Perché in fondo la politica ha una logica e la data del 27 gennaio, giorno della relazione in Aula sulla giustizia non è Cigno nero, ma un appuntamento già noto la settimana scorsa, quando il governo ha incassato una fiducia piccola. E, nell’euforia collettiva ha affogato l’elementare previsione che i numeri non sarebbero stati sufficienti a superare il primo scoglio su Bonafede. Dunque Conte si dimette, anzi è costretto a dimettersi, cedendo al pressing di quanti, tra Pd e Cinque stelle, suggeriscono di “non cadere in Aula” perché logica vuole che se uno cade in Aula, poi difficilmente può giocarsi il “reincarico” per la formazione di un nuovo governo. E già questo archivia tutte le chiacchiere sul voto, disvelando la strumentalità con cui veniva evocato con l’intento di spaventare i parlamentari inducendoli a sostenere il governo in nome della tutela delle poltrone.
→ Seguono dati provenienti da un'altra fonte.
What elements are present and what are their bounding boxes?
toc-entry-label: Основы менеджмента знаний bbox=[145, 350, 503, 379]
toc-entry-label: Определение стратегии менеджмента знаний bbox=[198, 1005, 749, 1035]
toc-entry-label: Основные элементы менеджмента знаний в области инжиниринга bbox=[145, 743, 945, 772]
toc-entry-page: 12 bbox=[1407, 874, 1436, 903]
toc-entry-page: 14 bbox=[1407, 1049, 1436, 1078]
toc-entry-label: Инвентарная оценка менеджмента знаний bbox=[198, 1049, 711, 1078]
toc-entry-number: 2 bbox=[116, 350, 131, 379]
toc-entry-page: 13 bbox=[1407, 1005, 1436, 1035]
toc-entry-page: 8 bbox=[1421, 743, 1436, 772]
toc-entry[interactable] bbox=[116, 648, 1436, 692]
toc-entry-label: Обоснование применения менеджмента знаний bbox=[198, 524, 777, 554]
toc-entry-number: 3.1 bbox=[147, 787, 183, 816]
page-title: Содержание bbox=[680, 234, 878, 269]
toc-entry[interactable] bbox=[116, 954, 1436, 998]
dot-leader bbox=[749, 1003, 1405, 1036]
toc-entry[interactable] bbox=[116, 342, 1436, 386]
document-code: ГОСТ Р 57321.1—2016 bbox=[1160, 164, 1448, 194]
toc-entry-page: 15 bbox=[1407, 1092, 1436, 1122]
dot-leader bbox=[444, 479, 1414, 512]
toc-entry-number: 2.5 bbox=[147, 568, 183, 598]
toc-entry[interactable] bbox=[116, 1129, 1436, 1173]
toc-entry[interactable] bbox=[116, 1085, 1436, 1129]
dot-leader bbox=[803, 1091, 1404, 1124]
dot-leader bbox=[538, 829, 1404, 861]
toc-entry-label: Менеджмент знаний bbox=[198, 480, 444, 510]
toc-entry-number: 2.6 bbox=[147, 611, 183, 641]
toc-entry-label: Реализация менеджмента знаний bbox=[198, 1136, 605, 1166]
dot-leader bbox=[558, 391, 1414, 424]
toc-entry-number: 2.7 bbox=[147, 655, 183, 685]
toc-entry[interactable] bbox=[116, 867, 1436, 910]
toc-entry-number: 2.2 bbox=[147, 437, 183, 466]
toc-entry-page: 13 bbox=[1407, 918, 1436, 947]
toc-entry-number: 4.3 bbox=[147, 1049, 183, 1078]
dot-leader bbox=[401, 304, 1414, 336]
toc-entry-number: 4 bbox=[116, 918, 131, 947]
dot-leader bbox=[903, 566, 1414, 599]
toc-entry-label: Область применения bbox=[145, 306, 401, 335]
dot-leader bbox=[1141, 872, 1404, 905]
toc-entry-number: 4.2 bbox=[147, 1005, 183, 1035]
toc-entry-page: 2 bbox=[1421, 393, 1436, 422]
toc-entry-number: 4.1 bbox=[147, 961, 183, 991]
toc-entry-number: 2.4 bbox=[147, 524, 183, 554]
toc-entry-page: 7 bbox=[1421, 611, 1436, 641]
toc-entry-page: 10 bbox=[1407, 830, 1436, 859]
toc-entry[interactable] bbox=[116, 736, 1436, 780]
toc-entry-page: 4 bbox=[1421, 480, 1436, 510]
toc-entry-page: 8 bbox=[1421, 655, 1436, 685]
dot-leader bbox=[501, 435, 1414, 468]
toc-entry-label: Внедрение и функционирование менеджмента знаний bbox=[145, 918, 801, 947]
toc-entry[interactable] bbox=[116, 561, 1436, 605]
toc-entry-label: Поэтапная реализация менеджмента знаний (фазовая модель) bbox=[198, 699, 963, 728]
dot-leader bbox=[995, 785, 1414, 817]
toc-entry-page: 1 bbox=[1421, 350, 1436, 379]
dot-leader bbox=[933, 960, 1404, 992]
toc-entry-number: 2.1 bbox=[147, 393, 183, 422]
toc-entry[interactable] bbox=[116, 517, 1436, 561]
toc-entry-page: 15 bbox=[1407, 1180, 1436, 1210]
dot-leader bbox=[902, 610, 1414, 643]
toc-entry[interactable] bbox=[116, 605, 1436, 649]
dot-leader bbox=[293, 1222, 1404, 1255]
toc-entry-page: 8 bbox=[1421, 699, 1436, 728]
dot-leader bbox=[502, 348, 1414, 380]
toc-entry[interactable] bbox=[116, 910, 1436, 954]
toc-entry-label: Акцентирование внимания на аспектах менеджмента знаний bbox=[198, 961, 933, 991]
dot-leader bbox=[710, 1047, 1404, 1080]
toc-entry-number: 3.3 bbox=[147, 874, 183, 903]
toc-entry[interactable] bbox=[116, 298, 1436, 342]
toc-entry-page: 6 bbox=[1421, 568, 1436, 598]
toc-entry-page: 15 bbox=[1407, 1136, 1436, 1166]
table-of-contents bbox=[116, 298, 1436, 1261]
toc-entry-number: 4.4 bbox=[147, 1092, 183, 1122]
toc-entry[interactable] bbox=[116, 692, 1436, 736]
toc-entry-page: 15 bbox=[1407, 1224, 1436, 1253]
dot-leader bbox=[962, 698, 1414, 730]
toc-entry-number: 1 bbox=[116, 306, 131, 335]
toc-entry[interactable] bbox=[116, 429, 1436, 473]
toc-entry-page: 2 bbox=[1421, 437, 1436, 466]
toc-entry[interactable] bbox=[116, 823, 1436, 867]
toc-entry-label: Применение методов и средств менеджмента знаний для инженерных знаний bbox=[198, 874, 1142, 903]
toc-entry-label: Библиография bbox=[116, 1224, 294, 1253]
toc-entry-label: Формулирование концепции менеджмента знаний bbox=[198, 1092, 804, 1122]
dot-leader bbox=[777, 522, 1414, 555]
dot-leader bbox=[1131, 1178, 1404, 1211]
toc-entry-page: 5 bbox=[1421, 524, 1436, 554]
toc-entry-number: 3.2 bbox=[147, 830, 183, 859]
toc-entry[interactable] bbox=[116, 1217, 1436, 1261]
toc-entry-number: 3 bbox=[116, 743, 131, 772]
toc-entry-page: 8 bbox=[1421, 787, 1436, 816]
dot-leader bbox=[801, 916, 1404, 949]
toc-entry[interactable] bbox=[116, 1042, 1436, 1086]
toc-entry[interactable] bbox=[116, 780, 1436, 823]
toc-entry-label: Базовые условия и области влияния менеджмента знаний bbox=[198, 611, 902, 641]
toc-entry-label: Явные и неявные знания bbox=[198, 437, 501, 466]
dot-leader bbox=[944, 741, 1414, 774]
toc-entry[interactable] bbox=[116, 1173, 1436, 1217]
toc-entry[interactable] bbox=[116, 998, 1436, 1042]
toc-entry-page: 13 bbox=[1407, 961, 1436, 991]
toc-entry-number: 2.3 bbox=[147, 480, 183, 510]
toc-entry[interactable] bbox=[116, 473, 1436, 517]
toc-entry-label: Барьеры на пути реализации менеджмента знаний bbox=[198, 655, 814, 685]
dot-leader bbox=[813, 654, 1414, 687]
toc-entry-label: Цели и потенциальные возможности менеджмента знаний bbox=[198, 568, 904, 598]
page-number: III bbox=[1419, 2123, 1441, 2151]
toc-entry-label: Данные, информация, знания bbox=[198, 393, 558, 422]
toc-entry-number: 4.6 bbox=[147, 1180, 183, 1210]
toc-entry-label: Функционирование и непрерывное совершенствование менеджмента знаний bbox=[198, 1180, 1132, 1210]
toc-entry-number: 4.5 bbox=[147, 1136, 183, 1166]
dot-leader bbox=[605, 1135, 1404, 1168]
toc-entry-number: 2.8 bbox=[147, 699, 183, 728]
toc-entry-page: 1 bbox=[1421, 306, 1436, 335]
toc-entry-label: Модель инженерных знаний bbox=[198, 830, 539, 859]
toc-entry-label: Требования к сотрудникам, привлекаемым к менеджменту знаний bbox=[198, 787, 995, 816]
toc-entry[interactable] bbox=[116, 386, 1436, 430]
Finisce un film: l’ossessiva, testarda, eterna ricerca di blindare l’assetto esistente protrattosi, con un governo immobile, fino a quota 86mila morti. E da domani inizia un altro film: dimissioni, consultazioni, percorso che porterà alla formazione di un altro governo. È, oggettivamente, una vittoria tattica di Renzi, di cui è stata celebrata una frettolosa uscita di scena, che – giusto o sbagliato che sia, ognuno ha il suo giudizio – ha portato tutti sul terreno da lui voluto di una crisi formale, per discutere di nuovi assetti. E qui c’è un dato politico per nulla irrilevante. Perché quella che si apre con le dimissioni di Conte non è una “crisi pilotata”, di una maggioranza che è tale, dove una forza politica chiede una “svolta”, un “cambio di passo”, un “nuovo programma” (chiamatelo come volete”) e un nuovo assetto. E lì arriva. È una crisi in cui i “piloti” hanno già deragliato, e una maggioranza che tale non è cerca di consolidarsi proprio nella crisi. L’idea con cui si entra alle consultazioni è quella di arrivare a un “Conte ter”: Conte si dimette, Pd, Cinque Stelle, Leu indicano il suo nome per un nuovo governo, il premier uscente ottiene un reincarico e nel frattempo si appalesa un gruppo di responsabili disponibile a sostenerlo, il che dovrebbe portare alla nascita di un nuovo governo, magari anche con Renzi, ma non più in una posizione determinate.

Queste le intenzioni. Il problema però è che tra le dimissioni e l’eventuale reincarico ci sono di mezzo le consultazioni e cioè un quadro nuovo in cui in cui agiscono più attori. Il primo attore è proprio il gruppo che dovrebbe nascere, di cui va innanzitutto verificata la consistenza numerica e la compatibilità politica con l’appello alla nazione che Conte farà nel tentativo di allargare il suo sostegno parlamentare. La formula che userà è “governo di salvezza nazionale”, per favorire l’avvicinamento di quei pezzi di centrodestra, dall’Udc al gruppo Cambiamo di Giovanni Toti, il che non è un dettaglio in termini politici, perché ha come conseguenza una revisione di politiche e di assetti. Ad esempio, in un governo del genere, può rimanere al suo posto il ministro Bonafede? Purtroppo la relazione sulla giustizia non è come Autostrade o gli altri dossier di cui si è celebrata l’arte del rinvio. Prima o poi dovrà andare in Aula. E dunque la crisi si gioca anche su un terreno delicato e dirompente come la prescrizione, proprio quello su cui era iniziata un anno fa prima dell’emergenza, quando il governo era sul punto di cadere.